“I expect so. I used to get horribly annoyed with young Wilson, in my platoon, but I’d like uncommonly to know how the little beggar is shaping now, and who has the handling of him. He’s a queer-tempered, obstinate, cross-grained varmint, but he’ll do anything for you if you treat him like a human being. Only you can’t drive him. I hope we’ll get our old crowds back—though I’m afraid it’s rather too much to hope for.”

“I’m afraid so,” Wally agreed. “My corporal was a dear old thing; only he would persist periodically in forgetting that I was grown-up. I don’t blame them—the old N.C.O.’s know ever so much more than we do. That chap had been all over the world, and seen no end of service; he’d have had a commission if he could have kept off beer. It was when he was drunk that he used to think I was his small boy. I had my own troubles with him”—and Wally grinned reminiscently.

“They were such a good lot of fellows,” Jim said. “Oh, it will be pretty good to get back; and to see Anstruther and Garrett and Blake, and all the crowd again, and make them fight their battles over for us. It’s one of the annoying parts about our dose of gas that I haven’t the slightest recollection of our own little scrap. I used to remember the beginning; but now my only memory is of you sitting on a biscuit-tin eating bully, and I’m sure that happened before the fun began. I wonder if the other fellows will have much to talk about?”

“Well, we won’t, anyhow,” Wally said. “Ireland isn’t the place for adventures. Let’s hope we may get some good specimens of our own in Flanders—and in Germany—and then we needn’t envy any of ’em.”

“Rather!” assented Jim. “I say, suppose we move on—the sun isn’t as hot as it was, or I’m colder than I was; and anyhow, we may as well explore.” He sprang up, followed by his chum, and they strolled across the rocks.

The party had been at Carrignarone for three days, and there was, as yet, no word from Con, who had departed on an outside car, en route to Belfast, to obtain what was necessary to restore the motor to health.

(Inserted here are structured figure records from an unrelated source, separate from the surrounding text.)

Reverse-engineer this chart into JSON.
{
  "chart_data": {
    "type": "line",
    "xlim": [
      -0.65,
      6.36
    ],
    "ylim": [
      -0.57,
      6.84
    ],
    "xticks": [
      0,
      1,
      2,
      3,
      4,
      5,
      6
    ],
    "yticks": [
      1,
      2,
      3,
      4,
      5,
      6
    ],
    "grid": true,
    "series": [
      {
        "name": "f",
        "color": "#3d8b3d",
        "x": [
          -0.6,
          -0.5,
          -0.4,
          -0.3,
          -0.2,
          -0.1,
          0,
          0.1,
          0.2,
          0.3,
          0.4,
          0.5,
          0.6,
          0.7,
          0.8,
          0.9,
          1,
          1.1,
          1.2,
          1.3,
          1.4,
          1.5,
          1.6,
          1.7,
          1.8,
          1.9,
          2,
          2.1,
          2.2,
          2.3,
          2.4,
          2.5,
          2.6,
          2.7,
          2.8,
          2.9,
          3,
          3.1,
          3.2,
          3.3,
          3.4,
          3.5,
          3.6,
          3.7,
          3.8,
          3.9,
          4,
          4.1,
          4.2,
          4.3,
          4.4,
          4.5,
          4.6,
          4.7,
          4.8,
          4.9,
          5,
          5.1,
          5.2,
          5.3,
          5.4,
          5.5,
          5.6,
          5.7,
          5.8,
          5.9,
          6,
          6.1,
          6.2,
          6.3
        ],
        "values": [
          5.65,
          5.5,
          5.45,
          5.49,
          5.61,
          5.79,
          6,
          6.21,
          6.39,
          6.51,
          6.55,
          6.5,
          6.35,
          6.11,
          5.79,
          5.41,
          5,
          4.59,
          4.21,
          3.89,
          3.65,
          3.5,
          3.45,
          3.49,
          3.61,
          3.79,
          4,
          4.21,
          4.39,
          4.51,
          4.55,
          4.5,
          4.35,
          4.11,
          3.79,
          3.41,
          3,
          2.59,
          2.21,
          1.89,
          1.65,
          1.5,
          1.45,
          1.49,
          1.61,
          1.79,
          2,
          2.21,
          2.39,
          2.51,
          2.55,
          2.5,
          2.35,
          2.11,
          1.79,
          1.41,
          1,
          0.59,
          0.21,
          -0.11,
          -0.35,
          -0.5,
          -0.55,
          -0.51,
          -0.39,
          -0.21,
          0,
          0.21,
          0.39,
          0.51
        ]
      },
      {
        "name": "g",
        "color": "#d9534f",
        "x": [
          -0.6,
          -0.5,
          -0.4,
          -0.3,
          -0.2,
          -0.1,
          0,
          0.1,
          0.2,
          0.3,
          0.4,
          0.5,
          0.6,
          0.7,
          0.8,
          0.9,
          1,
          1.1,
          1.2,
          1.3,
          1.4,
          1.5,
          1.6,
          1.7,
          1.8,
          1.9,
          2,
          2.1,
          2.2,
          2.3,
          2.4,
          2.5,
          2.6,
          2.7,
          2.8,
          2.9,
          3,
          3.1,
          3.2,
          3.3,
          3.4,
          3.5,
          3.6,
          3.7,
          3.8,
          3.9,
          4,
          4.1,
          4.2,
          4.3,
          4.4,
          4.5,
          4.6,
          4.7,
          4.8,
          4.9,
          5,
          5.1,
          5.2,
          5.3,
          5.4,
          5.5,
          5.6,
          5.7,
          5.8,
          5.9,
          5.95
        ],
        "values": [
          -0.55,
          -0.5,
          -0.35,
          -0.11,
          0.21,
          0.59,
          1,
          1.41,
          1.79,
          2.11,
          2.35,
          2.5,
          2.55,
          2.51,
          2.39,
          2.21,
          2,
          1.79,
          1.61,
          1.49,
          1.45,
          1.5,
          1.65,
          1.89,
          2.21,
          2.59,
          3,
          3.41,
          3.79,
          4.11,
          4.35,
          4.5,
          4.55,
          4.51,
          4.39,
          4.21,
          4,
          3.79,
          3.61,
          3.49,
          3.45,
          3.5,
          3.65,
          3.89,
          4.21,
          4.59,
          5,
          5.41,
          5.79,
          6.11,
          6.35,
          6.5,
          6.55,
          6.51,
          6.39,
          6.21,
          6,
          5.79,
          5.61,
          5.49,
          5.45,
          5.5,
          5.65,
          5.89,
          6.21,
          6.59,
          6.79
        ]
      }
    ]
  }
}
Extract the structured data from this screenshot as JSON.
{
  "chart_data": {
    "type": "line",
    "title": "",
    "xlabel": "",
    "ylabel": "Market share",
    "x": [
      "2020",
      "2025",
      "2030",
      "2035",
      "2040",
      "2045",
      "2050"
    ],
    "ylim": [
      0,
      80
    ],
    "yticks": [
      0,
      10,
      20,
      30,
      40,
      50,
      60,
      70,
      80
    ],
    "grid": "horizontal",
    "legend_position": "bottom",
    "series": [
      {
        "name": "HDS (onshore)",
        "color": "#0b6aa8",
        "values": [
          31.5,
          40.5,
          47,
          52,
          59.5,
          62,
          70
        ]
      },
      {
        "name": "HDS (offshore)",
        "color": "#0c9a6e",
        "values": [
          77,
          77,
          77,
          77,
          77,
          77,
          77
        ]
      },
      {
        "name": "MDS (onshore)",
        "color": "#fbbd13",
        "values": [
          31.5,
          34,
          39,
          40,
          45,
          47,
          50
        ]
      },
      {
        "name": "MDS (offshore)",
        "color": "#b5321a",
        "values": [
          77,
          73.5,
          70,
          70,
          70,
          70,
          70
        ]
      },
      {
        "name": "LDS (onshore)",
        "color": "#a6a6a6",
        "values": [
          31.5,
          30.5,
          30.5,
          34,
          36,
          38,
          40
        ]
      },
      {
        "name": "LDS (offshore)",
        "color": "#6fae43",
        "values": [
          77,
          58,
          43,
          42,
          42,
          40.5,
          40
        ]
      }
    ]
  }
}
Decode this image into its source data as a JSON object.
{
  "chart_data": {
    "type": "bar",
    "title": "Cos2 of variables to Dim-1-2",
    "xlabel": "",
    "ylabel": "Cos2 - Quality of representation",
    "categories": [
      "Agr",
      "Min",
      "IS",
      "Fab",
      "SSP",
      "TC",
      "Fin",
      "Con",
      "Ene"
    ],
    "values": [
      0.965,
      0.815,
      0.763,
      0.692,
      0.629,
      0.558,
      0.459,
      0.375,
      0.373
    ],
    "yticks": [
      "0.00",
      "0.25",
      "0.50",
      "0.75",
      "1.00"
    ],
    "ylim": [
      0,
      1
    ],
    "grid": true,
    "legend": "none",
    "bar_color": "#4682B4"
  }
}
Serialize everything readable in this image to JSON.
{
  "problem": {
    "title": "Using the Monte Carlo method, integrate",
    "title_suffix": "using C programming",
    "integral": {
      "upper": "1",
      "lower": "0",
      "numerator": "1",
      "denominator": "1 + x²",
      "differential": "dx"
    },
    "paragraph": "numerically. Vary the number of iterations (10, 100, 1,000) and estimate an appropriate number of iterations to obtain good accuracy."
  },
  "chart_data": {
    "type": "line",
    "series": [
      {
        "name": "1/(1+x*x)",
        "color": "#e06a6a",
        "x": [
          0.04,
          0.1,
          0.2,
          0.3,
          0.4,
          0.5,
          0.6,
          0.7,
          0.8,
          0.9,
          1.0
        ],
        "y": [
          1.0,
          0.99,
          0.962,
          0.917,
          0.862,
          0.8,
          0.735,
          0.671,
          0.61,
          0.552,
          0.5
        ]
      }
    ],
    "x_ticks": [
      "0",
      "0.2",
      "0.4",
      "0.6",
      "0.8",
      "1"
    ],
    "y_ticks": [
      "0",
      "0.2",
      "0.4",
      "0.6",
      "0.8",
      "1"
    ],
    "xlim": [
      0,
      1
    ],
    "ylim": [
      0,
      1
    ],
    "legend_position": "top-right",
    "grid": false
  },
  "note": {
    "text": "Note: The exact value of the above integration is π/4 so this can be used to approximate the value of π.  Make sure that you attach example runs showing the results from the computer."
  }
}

Not that anyone minded the delay. The little inn was clean and well-kept; the sea-fishing was good, and the bathing perfect; while the shore, with its alternating strand and rock, was a never-failing fascination. Wally and Jim had made friends with an old fisherman, who had taken them out with him very early that morning; and luck had been so good that they had come in some hours earlier than they were expected, so that the big haul they brought could be taken to the railway and landed in Dublin in time for the next morning’s market. At the inn, they found that Sir John, Norah, and Mr. Linton had gone out, leaving no word of their movements; so the boys, after an enormous lunch, had departed to explore the shore farther than their previous walks had led them, until the long narrow inlet had tempted them to bathe.

They strolled round the beach from the point where they had dived, now and then picking up a curious shell or some sea-treasure that might be included in the parcels that went periodically to Billabong, where Brownie would have cherished the veriest rubbish if only her nurslings had gathered it for her. The tide was almost out, and at the farther headland the rocks lay uncovered for a long way, full of alluring rock-pools, gleaming with sea-anemones. It was impossible to round the point, however, for it was higher than the other headland, and the water roared at its base, even at low tide; so they strolled back across the rocks, looking for the nearest place where it would be possible to climb up and cross the point.

The crags above them grew more accessible presently, and they scrambled up, slipping and clambering until they found themselves on a jutting rock with a wide flat surface, which, bathed in sunshine, invited them to stop and rest. Loose fragments of rock lay about the flat top, and Wally perched on one, but rose hastily.

“That thing wriggled under me,” he said, “It’s just on the balance: I believe I could push it over.”

“ ‘That Master Wally have the mischieviousness of ten boys,’ as Brownie used to say,” Jim remarked, lazily. “Sit down, and don’t play tricks with the landscape.”